Essay

In zig Alltagssituationen

Von Eva Quistorp
18.01.2016. Die einen missbrauchen das Ereignis. Die anderen polemisieren gegen diesen Missbrauch. Keiner kümmert sich um die, um die es wirklich geht: die Frauen zuerst. Und dann die ungeheure Integrationsarbeit.
Achtzig Prozent der Flüchtlinge sind allein reisende Männer, die keine Ahnung vom wirklichen Alltag und demokratischen und Geschlechterregeln in Deutschland haben, die kaum deutsch lernen oder englisch können, die Hälfte von ihnen ohne Ausbildung, ein großer Teil sogar Analphabeten, aber die meisten jung und kräftig. Dass das ein Problem ist, war mir schon länger klar. Darum konnte ich mich nicht so plötzlich aufregen wie viele andere in Politik und Medien den letzten Tagen.

Ich hatte schon im September darauf hingewiesen, dass eine ungeheure Integrationsarbeit in bisher nicht gekanntem Maße auf uns zukomme, angefangen bei den Notunterkünften, Schulen, auch für Polizei und Sozialarbeiterinnen.

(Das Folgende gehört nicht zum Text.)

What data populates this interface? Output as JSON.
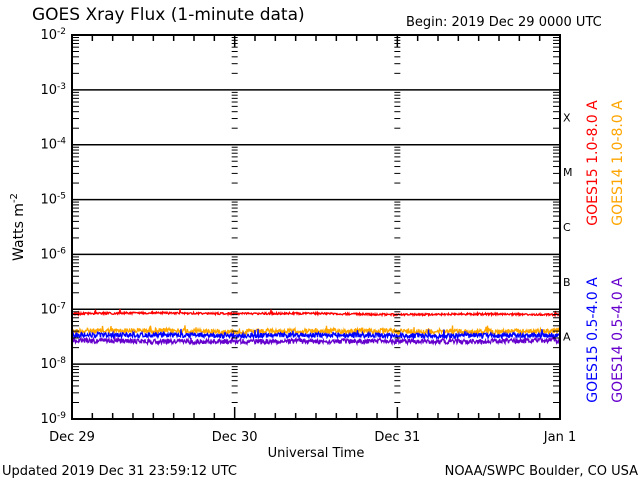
{
  "chart_data": {
    "type": "line",
    "title": "GOES Xray Flux (1-minute data)",
    "begin_label": "Begin:  2019 Dec 29 0000 UTC",
    "ylabel": "Watts m",
    "ylabel_sup": "-2",
    "xlabel": "Universal Time",
    "yscale": "log",
    "ylim": [
      1e-09,
      0.01
    ],
    "xlim_days": [
      0,
      3
    ],
    "y_ticks": [
      {
        "base": "10",
        "exp": "-2",
        "value": 0.01
      },
      {
        "base": "10",
        "exp": "-3",
        "value": 0.001
      },
      {
        "base": "10",
        "exp": "-4",
        "value": 0.0001
      },
      {
        "base": "10",
        "exp": "-5",
        "value": 1e-05
      },
      {
        "base": "10",
        "exp": "-6",
        "value": 1e-06
      },
      {
        "base": "10",
        "exp": "-7",
        "value": 1e-07
      },
      {
        "base": "10",
        "exp": "-8",
        "value": 1e-08
      },
      {
        "base": "10",
        "exp": "-9",
        "value": 1e-09
      }
    ],
    "x_ticks": [
      {
        "label": "Dec 29",
        "day": 0
      },
      {
        "label": "Dec 30",
        "day": 1
      },
      {
        "label": "Dec 31",
        "day": 2
      },
      {
        "label": "Jan 1",
        "day": 3
      }
    ],
    "flare_classes": [
      {
        "label": "X",
        "value": 0.000316
      },
      {
        "label": "M",
        "value": 3.16e-05
      },
      {
        "label": "C",
        "value": 3.16e-06
      },
      {
        "label": "B",
        "value": 3.16e-07
      },
      {
        "label": "A",
        "value": 3.16e-08
      }
    ],
    "grid_lines": [
      0.001,
      0.0001,
      1e-05,
      1e-06,
      1e-07,
      1e-08
    ],
    "series": [
      {
        "name": "GOES15 1.0-8.0 A",
        "color": "#ff0000",
        "legend": "right-upper-inner",
        "x_days": [
          0,
          0.5,
          1,
          1.5,
          2,
          2.5,
          3
        ],
        "values": [
          8.3e-08,
          8.6e-08,
          8.3e-08,
          8.4e-08,
          8e-08,
          8.2e-08,
          8e-08
        ]
      },
      {
        "name": "GOES14 1.0-8.0 A",
        "color": "#ffa500",
        "legend": "right-upper-outer",
        "x_days": [
          0,
          0.5,
          1,
          1.5,
          2,
          2.5,
          3
        ],
        "values": [
          4e-08,
          4.1e-08,
          3.9e-08,
          4e-08,
          4e-08,
          3.9e-08,
          4e-08
        ]
      },
      {
        "name": "GOES15 0.5-4.0 A",
        "color": "#0000ff",
        "legend": "right-lower-inner",
        "x_days": [
          0,
          0.5,
          1,
          1.5,
          2,
          2.5,
          3
        ],
        "values": [
          3.4e-08,
          3.4e-08,
          3.3e-08,
          3.4e-08,
          3.3e-08,
          3.3e-08,
          3.4e-08
        ]
      },
      {
        "name": "GOES14 0.5-4.0 A",
        "color": "#6600cc",
        "legend": "right-lower-outer",
        "x_days": [
          0,
          0.5,
          1,
          1.5,
          2,
          2.5,
          3
        ],
        "values": [
          2.7e-08,
          2.6e-08,
          2.6e-08,
          2.6e-08,
          2.6e-08,
          2.6e-08,
          2.7e-08
        ]
      }
    ]
  },
  "footer": {
    "updated": "Updated 2019 Dec 31 23:59:12 UTC",
    "credit": "NOAA/SWPC Boulder, CO USA"
  }
}
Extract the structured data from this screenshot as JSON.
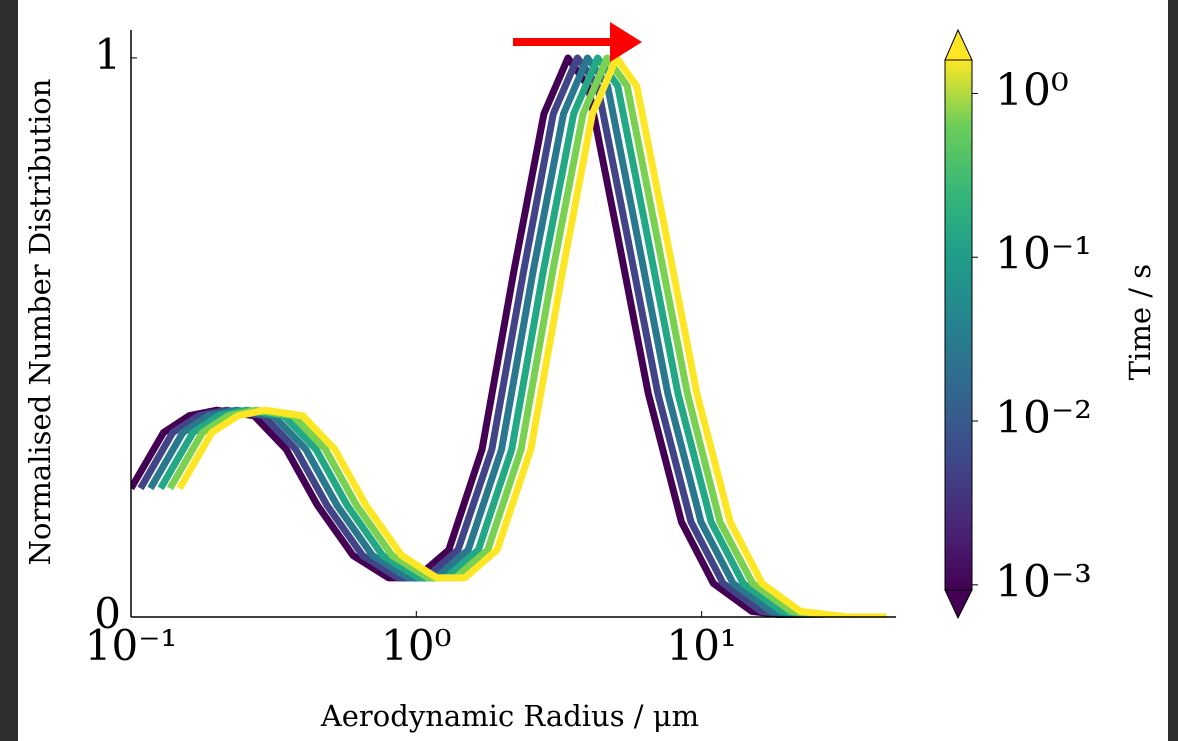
{
  "chart_data": {
    "type": "line",
    "xlabel": "Aerodynamic Radius / μm",
    "ylabel": "Normalised Number Distribution",
    "xscale": "log",
    "xlim": [
      0.1,
      48
    ],
    "ylim": [
      0,
      1.05
    ],
    "xticks": [
      {
        "value": 0.1,
        "label": "10⁻¹"
      },
      {
        "value": 1,
        "label": "10⁰"
      },
      {
        "value": 10,
        "label": "10¹"
      }
    ],
    "yticks": [
      0,
      1
    ],
    "series": [
      {
        "color": "#440154",
        "x": [
          0.1,
          0.13,
          0.16,
          0.2,
          0.27,
          0.35,
          0.45,
          0.6,
          0.8,
          1.0,
          1.3,
          1.7,
          2.2,
          2.8,
          3.4,
          4.0,
          5.0,
          6.5,
          8.5,
          11,
          15,
          22,
          30
        ],
        "values": [
          0.23,
          0.33,
          0.36,
          0.37,
          0.36,
          0.3,
          0.2,
          0.11,
          0.07,
          0.07,
          0.12,
          0.3,
          0.62,
          0.9,
          1.0,
          0.95,
          0.7,
          0.4,
          0.17,
          0.06,
          0.01,
          0,
          0
        ]
      },
      {
        "color": "#414487",
        "x": [
          0.108,
          0.14,
          0.173,
          0.216,
          0.292,
          0.378,
          0.486,
          0.648,
          0.864,
          1.08,
          1.4,
          1.84,
          2.38,
          3.02,
          3.67,
          4.32,
          5.4,
          7.02,
          9.18,
          11.9,
          16.2,
          23.8,
          32.4
        ],
        "values": [
          0.23,
          0.33,
          0.36,
          0.37,
          0.36,
          0.3,
          0.2,
          0.11,
          0.07,
          0.07,
          0.12,
          0.3,
          0.62,
          0.9,
          1.0,
          0.95,
          0.7,
          0.4,
          0.17,
          0.06,
          0.01,
          0,
          0
        ]
      },
      {
        "color": "#2a788e",
        "x": [
          0.117,
          0.152,
          0.187,
          0.234,
          0.316,
          0.41,
          0.527,
          0.702,
          0.936,
          1.17,
          1.52,
          1.99,
          2.57,
          3.28,
          3.98,
          4.68,
          5.85,
          7.61,
          9.95,
          12.9,
          17.6,
          25.7,
          35.1
        ],
        "values": [
          0.23,
          0.33,
          0.36,
          0.37,
          0.36,
          0.3,
          0.2,
          0.11,
          0.07,
          0.07,
          0.12,
          0.3,
          0.62,
          0.9,
          1.0,
          0.95,
          0.7,
          0.4,
          0.17,
          0.06,
          0.01,
          0,
          0
        ]
      },
      {
        "color": "#22a884",
        "x": [
          0.127,
          0.165,
          0.203,
          0.254,
          0.343,
          0.445,
          0.572,
          0.762,
          1.02,
          1.27,
          1.65,
          2.16,
          2.79,
          3.56,
          4.32,
          5.08,
          6.35,
          8.26,
          10.8,
          14.0,
          19.1,
          27.9,
          38.1
        ],
        "values": [
          0.23,
          0.33,
          0.36,
          0.37,
          0.36,
          0.3,
          0.2,
          0.11,
          0.07,
          0.07,
          0.12,
          0.3,
          0.62,
          0.9,
          1.0,
          0.95,
          0.7,
          0.4,
          0.17,
          0.06,
          0.01,
          0,
          0
        ]
      },
      {
        "color": "#7ad151",
        "x": [
          0.137,
          0.178,
          0.219,
          0.274,
          0.37,
          0.48,
          0.617,
          0.822,
          1.1,
          1.37,
          1.78,
          2.33,
          3.01,
          3.84,
          4.66,
          5.48,
          6.85,
          8.91,
          11.6,
          15.1,
          20.6,
          30.1,
          41.1
        ],
        "values": [
          0.23,
          0.33,
          0.36,
          0.37,
          0.36,
          0.3,
          0.2,
          0.11,
          0.07,
          0.07,
          0.12,
          0.3,
          0.62,
          0.9,
          1.0,
          0.95,
          0.7,
          0.4,
          0.17,
          0.06,
          0.01,
          0,
          0
        ]
      },
      {
        "color": "#fde725",
        "x": [
          0.148,
          0.192,
          0.237,
          0.296,
          0.4,
          0.518,
          0.666,
          0.888,
          1.18,
          1.48,
          1.92,
          2.52,
          3.26,
          4.14,
          5.03,
          5.92,
          7.4,
          9.62,
          12.6,
          16.3,
          22.2,
          32.6,
          44.4
        ],
        "values": [
          0.23,
          0.33,
          0.36,
          0.37,
          0.36,
          0.3,
          0.2,
          0.11,
          0.07,
          0.07,
          0.12,
          0.3,
          0.62,
          0.9,
          1.0,
          0.95,
          0.7,
          0.4,
          0.17,
          0.06,
          0.01,
          0,
          0
        ]
      }
    ],
    "colorbar": {
      "label": "Time / s",
      "scale": "log",
      "colormap": "viridis",
      "lim": [
        0.00093,
        1.6
      ],
      "ticks": [
        {
          "value": 0.001,
          "label": "10⁻³"
        },
        {
          "value": 0.01,
          "label": "10⁻²"
        },
        {
          "value": 0.1,
          "label": "10⁻¹"
        },
        {
          "value": 1,
          "label": "10⁰"
        }
      ]
    }
  }
}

Nur ein Punkt: Von Ministerin Schwesig und anderen von oben zwar gefordert, doch lange nicht umgesetzt, fehlt ein besonderer Schutz für die Frauen und Mädchen unter den Flüchtlingen. Frauen und Mädchenbeauftragte und Beratungstermine mit pro familia und dem Kinderschutz gehörten längst in jede Unterkunft. Entsprechend müssten Heimleitungen, Sozialarbeiter und Übersetzerinnen geschult werden, vor allem müssten die Security Boys und Machos, die oft eher an Türstehermilieus erinnern, durch Frauen ergänzt werden und umgeschult, ja getestet und überprüft werden, sind doch auch Salafisten dabei und viele, die die Männermachtpose lieben.

Jenseits der hate-speech im Internet sahen in den letzten Monaten viele die Flüchtlinge nur als als Schutzsuchende, als ob alle direkt aus dem Krieg kämen, was gar nicht der Fall war, als Geschenk wie Bernd Ulrich von der Zeitoder als edle Wilde, die unser Land durch Vitalität erfrischen - siehe Daniel Cohn-Bendit und Claus Leggewie in der Zeit.

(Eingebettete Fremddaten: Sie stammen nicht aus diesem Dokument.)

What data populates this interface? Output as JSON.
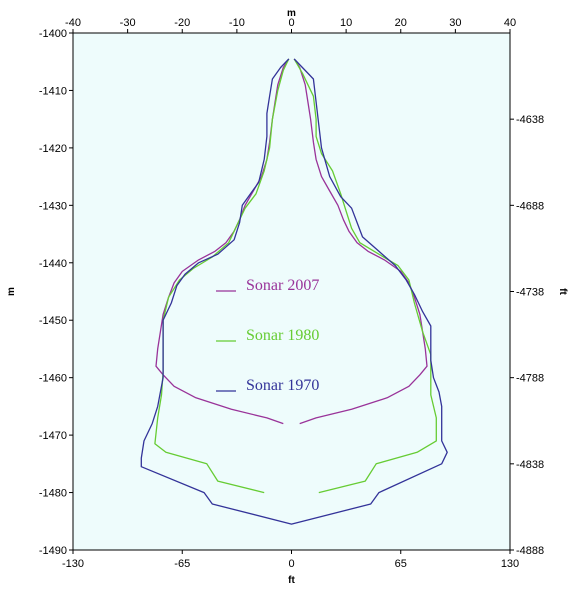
{
  "chart_data": {
    "type": "line",
    "title": "",
    "axes": {
      "top_label": "m",
      "bottom_label": "ft",
      "left_label": "m",
      "right_label": "ft",
      "top": {
        "lim": [
          -40,
          40
        ],
        "ticks": [
          -40,
          -30,
          -20,
          -10,
          0,
          10,
          20,
          30,
          40
        ]
      },
      "bottom": {
        "lim": [
          -130,
          130
        ],
        "ticks": [
          -130,
          -65,
          0,
          65,
          130
        ]
      },
      "left": {
        "lim": [
          -1490,
          -1400
        ],
        "ticks": [
          -1400,
          -1410,
          -1420,
          -1430,
          -1440,
          -1450,
          -1460,
          -1470,
          -1480,
          -1490
        ]
      },
      "right": {
        "lim": [
          -4888,
          -4588
        ],
        "ticks": [
          -4638,
          -4688,
          -4738,
          -4788,
          -4838,
          -4888
        ]
      }
    },
    "grid": false,
    "plot_background": "#eefcfc",
    "legend_position": "inside-center",
    "series": [
      {
        "name": "Sonar 2007",
        "color": "#993399",
        "points": [
          [
            0.5,
            -1404.5
          ],
          [
            1.5,
            -1406
          ],
          [
            2.5,
            -1409
          ],
          [
            3,
            -1412
          ],
          [
            3.5,
            -1415
          ],
          [
            4,
            -1419
          ],
          [
            4.5,
            -1422
          ],
          [
            5.5,
            -1425
          ],
          [
            7,
            -1427.5
          ],
          [
            8.5,
            -1430
          ],
          [
            9.5,
            -1432.5
          ],
          [
            10.5,
            -1434.5
          ],
          [
            12,
            -1436.5
          ],
          [
            14,
            -1438
          ],
          [
            17,
            -1439.5
          ],
          [
            20,
            -1441.5
          ],
          [
            21.5,
            -1443.5
          ],
          [
            22.5,
            -1446
          ],
          [
            23.5,
            -1449
          ],
          [
            24,
            -1452
          ],
          [
            24.5,
            -1455
          ],
          [
            24.8,
            -1458
          ],
          [
            23.5,
            -1459.5
          ],
          [
            21.5,
            -1461.5
          ],
          [
            17.5,
            -1463.5
          ],
          [
            11,
            -1465.5
          ],
          [
            4.5,
            -1467
          ],
          [
            1.5,
            -1468
          ],
          null,
          [
            -1.5,
            -1468
          ],
          [
            -4.5,
            -1467
          ],
          [
            -11,
            -1465.5
          ],
          [
            -17.5,
            -1463.5
          ],
          [
            -21.5,
            -1461.5
          ],
          [
            -23.5,
            -1459.5
          ],
          [
            -24.8,
            -1458
          ],
          [
            -24.5,
            -1455
          ],
          [
            -24,
            -1452
          ],
          [
            -23.5,
            -1449
          ],
          [
            -22.5,
            -1446
          ],
          [
            -21.5,
            -1443.5
          ],
          [
            -20,
            -1441.5
          ],
          [
            -17,
            -1439.5
          ],
          [
            -14,
            -1438
          ],
          [
            -12,
            -1436.5
          ],
          [
            -10.5,
            -1434.5
          ],
          [
            -9.5,
            -1432.5
          ],
          [
            -8.5,
            -1430
          ],
          [
            -7,
            -1427.5
          ],
          [
            -5.5,
            -1425
          ],
          [
            -4.5,
            -1422
          ],
          [
            -4,
            -1419
          ],
          [
            -3.5,
            -1415
          ],
          [
            -3,
            -1412
          ],
          [
            -2.5,
            -1409
          ],
          [
            -1.5,
            -1406
          ],
          [
            -0.5,
            -1404.5
          ]
        ]
      },
      {
        "name": "Sonar 1980",
        "color": "#66cc33",
        "points": [
          [
            0.5,
            -1404.5
          ],
          [
            2,
            -1407
          ],
          [
            4,
            -1411
          ],
          [
            4.5,
            -1415
          ],
          [
            4.5,
            -1418
          ],
          [
            5.5,
            -1421
          ],
          [
            7.5,
            -1424
          ],
          [
            9,
            -1428
          ],
          [
            10,
            -1431
          ],
          [
            11,
            -1434
          ],
          [
            12.5,
            -1436.5
          ],
          [
            16,
            -1438.5
          ],
          [
            19.5,
            -1440.5
          ],
          [
            21.5,
            -1443
          ],
          [
            22.5,
            -1447
          ],
          [
            24,
            -1452
          ],
          [
            25.5,
            -1456
          ],
          [
            25.5,
            -1460
          ],
          [
            25.5,
            -1463
          ],
          [
            26.5,
            -1467
          ],
          [
            26.5,
            -1471
          ],
          [
            23,
            -1473
          ],
          [
            15.5,
            -1475
          ],
          [
            13.5,
            -1478
          ],
          [
            5,
            -1480
          ],
          null,
          [
            -5,
            -1480
          ],
          [
            -13.5,
            -1478
          ],
          [
            -15.5,
            -1475
          ],
          [
            -23,
            -1473
          ],
          [
            -25,
            -1471.5
          ],
          [
            -24.5,
            -1467
          ],
          [
            -23.8,
            -1463
          ],
          [
            -23.5,
            -1459
          ],
          [
            -23.5,
            -1454
          ],
          [
            -23.5,
            -1450
          ],
          [
            -22.5,
            -1446
          ],
          [
            -20.5,
            -1443
          ],
          [
            -18,
            -1441
          ],
          [
            -14.5,
            -1439
          ],
          [
            -11.5,
            -1436.5
          ],
          [
            -10,
            -1433.5
          ],
          [
            -8.5,
            -1430.5
          ],
          [
            -6.5,
            -1428
          ],
          [
            -5,
            -1424
          ],
          [
            -4,
            -1420
          ],
          [
            -3.5,
            -1415
          ],
          [
            -2.5,
            -1410
          ],
          [
            -1.5,
            -1406.5
          ],
          [
            -0.5,
            -1404.5
          ]
        ]
      },
      {
        "name": "Sonar 1970",
        "color": "#333399",
        "points": [
          [
            0.5,
            -1404.5
          ],
          [
            2,
            -1406
          ],
          [
            4,
            -1408
          ],
          [
            4.5,
            -1412
          ],
          [
            5,
            -1416
          ],
          [
            5.5,
            -1420
          ],
          [
            7,
            -1425
          ],
          [
            9,
            -1428.5
          ],
          [
            11,
            -1430.5
          ],
          [
            12,
            -1433
          ],
          [
            13,
            -1435.5
          ],
          [
            16,
            -1438
          ],
          [
            19,
            -1440.5
          ],
          [
            21,
            -1443
          ],
          [
            22.5,
            -1445.5
          ],
          [
            24,
            -1448.5
          ],
          [
            25.5,
            -1451
          ],
          [
            25.5,
            -1454
          ],
          [
            25.5,
            -1457
          ],
          [
            26,
            -1460
          ],
          [
            27,
            -1462.5
          ],
          [
            27.5,
            -1465
          ],
          [
            27.5,
            -1468
          ],
          [
            27.5,
            -1471
          ],
          [
            28.5,
            -1473
          ],
          [
            27.5,
            -1475
          ],
          [
            16,
            -1480
          ],
          [
            14.5,
            -1482
          ],
          [
            0,
            -1485.5
          ],
          [
            -14.5,
            -1482
          ],
          [
            -16,
            -1480
          ],
          [
            -27.5,
            -1475.5
          ],
          [
            -27.5,
            -1474
          ],
          [
            -27,
            -1471
          ],
          [
            -25.5,
            -1468
          ],
          [
            -24.5,
            -1465
          ],
          [
            -23.5,
            -1460
          ],
          [
            -23.5,
            -1457
          ],
          [
            -23.5,
            -1453
          ],
          [
            -23.5,
            -1450
          ],
          [
            -22,
            -1447
          ],
          [
            -21,
            -1444
          ],
          [
            -19.5,
            -1442
          ],
          [
            -17,
            -1440
          ],
          [
            -13.5,
            -1438.5
          ],
          [
            -10.5,
            -1436
          ],
          [
            -9.5,
            -1433
          ],
          [
            -9,
            -1430
          ],
          [
            -7.5,
            -1428
          ],
          [
            -6,
            -1426
          ],
          [
            -5,
            -1422
          ],
          [
            -4.5,
            -1418
          ],
          [
            -4.5,
            -1414
          ],
          [
            -4,
            -1411
          ],
          [
            -3.5,
            -1408
          ],
          [
            -2,
            -1406
          ],
          [
            -0.5,
            -1404.5
          ]
        ]
      }
    ]
  }
}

Jene, die ständig damit drohen, dass Deutschland ausstirbt, schwärmten für die Lösung der demografischen Probleme, wie auch die Kanzlerin, die ja auch nicht gerade viele Kinder bekommen hat. Ich fragte mich immer, welche Frauen denn mit diesen Hunderttausenden von muslimischen Jungmännern Kinder bekommen und sie heiraten sollten oder ihre Geliebten werden. Keiner hat darüber nachgedacht. Der Familiennachzug würde ja erstmal nur ihre Mütter und Väter holen.

Flüchtlinge wurden auch von großen Teilen der Wirtschaft einseitig in rosigem Licht gesehen, bevor Carsten Linnemann von der Mittelstandsvereinigung der CDU etwas realistischer wurde als Merkels Team und ihre grünen oder anderen Hofberichterstatter. Einige Autobosse lobten den hunderttausendfachen, massiven Zuzug in kurzer Zeit als die angeblich gesuchten Fachkräfte - in Schweden weiß man, dass die Integration dazu meist sieben Jahre braucht. Mancher schwafelte gar ohne Widerspruch in Politik und Medien von den vor allem durch die Flucht und in den Ländern erlernten lebenspraktischen Fähigkeiten, die den langsam sehr liberal und oder satt und müde gewordenen Deutschen fehlen würden.

Mit Ellenbogen und Risikobereitschaft sich über Berge und durchs Meer zu kämpfen, um Essen zu kämpfen und Plätze in Zügen zu erboxen, Zäune zu durchbrechen, Züge abbremsen, wenn einem die Richtung nicht passt, Pässe wegwerfen, sich nicht registrieren lassen als Qualifikationen für die digitale Wirtschaft und Industrie 4.0? Was für Macho-Bilder und umgedrehter Rassismus dahinter steckten, hat kein Journalist in den letzten Monaten hinterfragt.

Nun die Exzesse, die massenhaften Übergriffe gegen Frauen, auch ohne die Droge Alkohol in Köln, Hamburg, Stuttgart und wohl auch Berlin - ein Aufschrei, der Tage zu spät kam. Dass man in der Lage nicht vor allem an genauere Analysen der Polizei und Kriminalbeamten, an Verbesserung des Rechts oder der Rechtsumsetzung denkt und vor allem daran, wie den Betroffenen geholfen werden kann, und dass man statt dessen die verstörenden Ereignisse entweder für weitere Hetze gegen Migranten oder für Polemik gegen diese Hetze verwendet, womit man zur Polarisierung beiträgt, irritiert und enttäuscht mich.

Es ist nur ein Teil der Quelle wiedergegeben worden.